In the combined repeated dose and developmental screening assay (OECD 422 study), there was no test substance related mortality, but findings included clinical signs, lower motor activity in conjunction with low bodyweight gain and food consumption. These findings were observed at all doses on study (although to a less significant degree at the lower dose). The clinical signs observed were reversible after a period post dosing.

These study findings potentially indicate that the test substance is absorbed via oral and inhalation exposure and distributed systemically. The reversibility of clinical signs seen in the repeated dose study indicates that the test substance could be rapidly eliminated by normal metabolic and excretory mechanisms.
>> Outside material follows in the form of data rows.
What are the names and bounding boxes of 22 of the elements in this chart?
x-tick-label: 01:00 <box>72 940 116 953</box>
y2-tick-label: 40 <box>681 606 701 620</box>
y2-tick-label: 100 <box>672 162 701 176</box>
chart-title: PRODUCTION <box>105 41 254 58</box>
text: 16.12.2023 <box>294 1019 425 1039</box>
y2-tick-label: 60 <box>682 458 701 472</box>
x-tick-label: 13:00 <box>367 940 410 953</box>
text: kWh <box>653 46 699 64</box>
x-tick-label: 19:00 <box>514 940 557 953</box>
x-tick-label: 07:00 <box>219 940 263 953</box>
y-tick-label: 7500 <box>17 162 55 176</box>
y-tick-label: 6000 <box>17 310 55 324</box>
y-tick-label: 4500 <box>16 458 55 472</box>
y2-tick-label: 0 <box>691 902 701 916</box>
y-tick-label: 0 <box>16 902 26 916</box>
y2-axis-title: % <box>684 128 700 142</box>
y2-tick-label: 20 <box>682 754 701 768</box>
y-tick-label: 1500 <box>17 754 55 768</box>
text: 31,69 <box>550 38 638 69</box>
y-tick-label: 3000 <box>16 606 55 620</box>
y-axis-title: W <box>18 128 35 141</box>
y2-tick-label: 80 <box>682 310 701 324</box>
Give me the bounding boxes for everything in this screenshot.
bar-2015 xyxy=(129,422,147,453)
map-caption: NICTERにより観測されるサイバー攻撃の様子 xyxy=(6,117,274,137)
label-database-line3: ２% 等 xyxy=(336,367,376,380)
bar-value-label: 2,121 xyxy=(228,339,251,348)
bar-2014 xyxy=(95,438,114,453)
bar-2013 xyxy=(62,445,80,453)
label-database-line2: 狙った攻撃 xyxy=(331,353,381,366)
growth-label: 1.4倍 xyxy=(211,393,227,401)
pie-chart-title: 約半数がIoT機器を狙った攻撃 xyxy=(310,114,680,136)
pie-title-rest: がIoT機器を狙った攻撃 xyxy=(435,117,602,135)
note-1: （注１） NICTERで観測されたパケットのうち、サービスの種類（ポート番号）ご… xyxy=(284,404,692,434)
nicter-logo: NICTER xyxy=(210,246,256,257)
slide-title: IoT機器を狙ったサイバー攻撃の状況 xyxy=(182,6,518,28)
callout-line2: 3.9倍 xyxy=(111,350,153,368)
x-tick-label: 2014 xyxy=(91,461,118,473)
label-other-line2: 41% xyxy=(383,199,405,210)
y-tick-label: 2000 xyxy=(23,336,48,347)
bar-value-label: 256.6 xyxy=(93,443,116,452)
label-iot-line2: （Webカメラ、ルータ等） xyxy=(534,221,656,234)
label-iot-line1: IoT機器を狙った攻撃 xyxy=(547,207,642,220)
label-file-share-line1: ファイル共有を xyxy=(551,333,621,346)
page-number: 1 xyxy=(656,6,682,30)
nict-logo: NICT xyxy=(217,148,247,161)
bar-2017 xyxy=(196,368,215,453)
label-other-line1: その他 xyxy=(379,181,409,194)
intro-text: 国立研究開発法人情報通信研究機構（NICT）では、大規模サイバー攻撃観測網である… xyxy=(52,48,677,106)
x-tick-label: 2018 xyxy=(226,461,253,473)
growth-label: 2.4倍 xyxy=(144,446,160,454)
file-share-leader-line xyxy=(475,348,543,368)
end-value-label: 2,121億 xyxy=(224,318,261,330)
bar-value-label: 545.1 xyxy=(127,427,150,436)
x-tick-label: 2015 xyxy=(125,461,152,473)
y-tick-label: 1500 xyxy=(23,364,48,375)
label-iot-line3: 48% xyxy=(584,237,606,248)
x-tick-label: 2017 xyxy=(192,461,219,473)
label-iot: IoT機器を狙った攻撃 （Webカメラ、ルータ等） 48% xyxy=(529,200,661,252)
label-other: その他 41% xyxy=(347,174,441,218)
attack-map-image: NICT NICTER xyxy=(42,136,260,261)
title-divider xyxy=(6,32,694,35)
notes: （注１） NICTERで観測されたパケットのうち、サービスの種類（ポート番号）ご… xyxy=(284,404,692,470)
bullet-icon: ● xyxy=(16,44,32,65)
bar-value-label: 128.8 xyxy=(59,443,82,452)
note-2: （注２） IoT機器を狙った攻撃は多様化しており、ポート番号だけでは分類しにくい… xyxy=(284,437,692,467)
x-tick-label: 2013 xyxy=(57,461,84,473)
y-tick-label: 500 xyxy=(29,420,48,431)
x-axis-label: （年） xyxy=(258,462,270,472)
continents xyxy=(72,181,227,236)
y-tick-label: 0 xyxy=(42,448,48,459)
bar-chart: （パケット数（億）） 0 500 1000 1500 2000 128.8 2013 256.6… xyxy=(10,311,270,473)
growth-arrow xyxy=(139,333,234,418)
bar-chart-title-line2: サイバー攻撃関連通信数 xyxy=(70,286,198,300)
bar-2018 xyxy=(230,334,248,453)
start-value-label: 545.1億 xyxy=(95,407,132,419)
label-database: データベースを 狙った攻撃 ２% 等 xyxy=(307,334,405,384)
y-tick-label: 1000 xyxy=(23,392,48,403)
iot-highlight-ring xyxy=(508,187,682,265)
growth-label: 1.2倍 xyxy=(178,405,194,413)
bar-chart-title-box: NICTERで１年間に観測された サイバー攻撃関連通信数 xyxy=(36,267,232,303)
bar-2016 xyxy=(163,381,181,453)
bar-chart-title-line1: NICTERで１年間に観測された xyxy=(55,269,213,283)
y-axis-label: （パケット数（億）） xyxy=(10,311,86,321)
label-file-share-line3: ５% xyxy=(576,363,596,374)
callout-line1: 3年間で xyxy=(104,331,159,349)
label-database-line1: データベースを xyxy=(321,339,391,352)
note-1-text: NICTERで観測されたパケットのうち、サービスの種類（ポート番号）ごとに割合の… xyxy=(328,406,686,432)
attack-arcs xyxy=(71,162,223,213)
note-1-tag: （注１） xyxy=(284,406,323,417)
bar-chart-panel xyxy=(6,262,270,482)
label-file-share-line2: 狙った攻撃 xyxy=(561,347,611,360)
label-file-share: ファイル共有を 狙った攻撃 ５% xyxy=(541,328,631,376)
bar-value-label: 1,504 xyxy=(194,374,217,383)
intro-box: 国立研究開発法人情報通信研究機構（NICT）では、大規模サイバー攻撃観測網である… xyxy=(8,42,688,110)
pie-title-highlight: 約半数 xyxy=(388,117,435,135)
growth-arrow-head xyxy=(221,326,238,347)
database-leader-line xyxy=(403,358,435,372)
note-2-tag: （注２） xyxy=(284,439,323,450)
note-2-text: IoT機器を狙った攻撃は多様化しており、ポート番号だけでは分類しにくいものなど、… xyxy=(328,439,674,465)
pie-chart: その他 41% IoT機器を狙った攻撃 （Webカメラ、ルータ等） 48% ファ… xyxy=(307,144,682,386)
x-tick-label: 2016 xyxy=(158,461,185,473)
No reproductive toxicity was observed at any dose tested indicating either low absorption to the relevant tissues involved or low general tissue toxicity. With regards to developmental effects, mean pup bodyweight at 25 and 50 mg/kg was reduced compared with controls, and given the magnitude of the lower pup bodyweight gain was considered to be adverse. This finding is most likely attributed to parental toxicity, as the lowest mean pup body weight gain per litter was noted for dams that showed weight loss during lactation. On Day 1 of lactation there were also no statistically significant differences in pup bodyweights at all doses compared with controls.

The substance was determined to be a skin sensitiser based on the results of a LLNA, indicating that the test substance potentially has the ability to pass through the dermal layers of the skin, and can induce proliferation of lymphocytes in the relevant draining lymph nodes.

There were no positive findings in any of the in vitro genotoxicity assays conducted.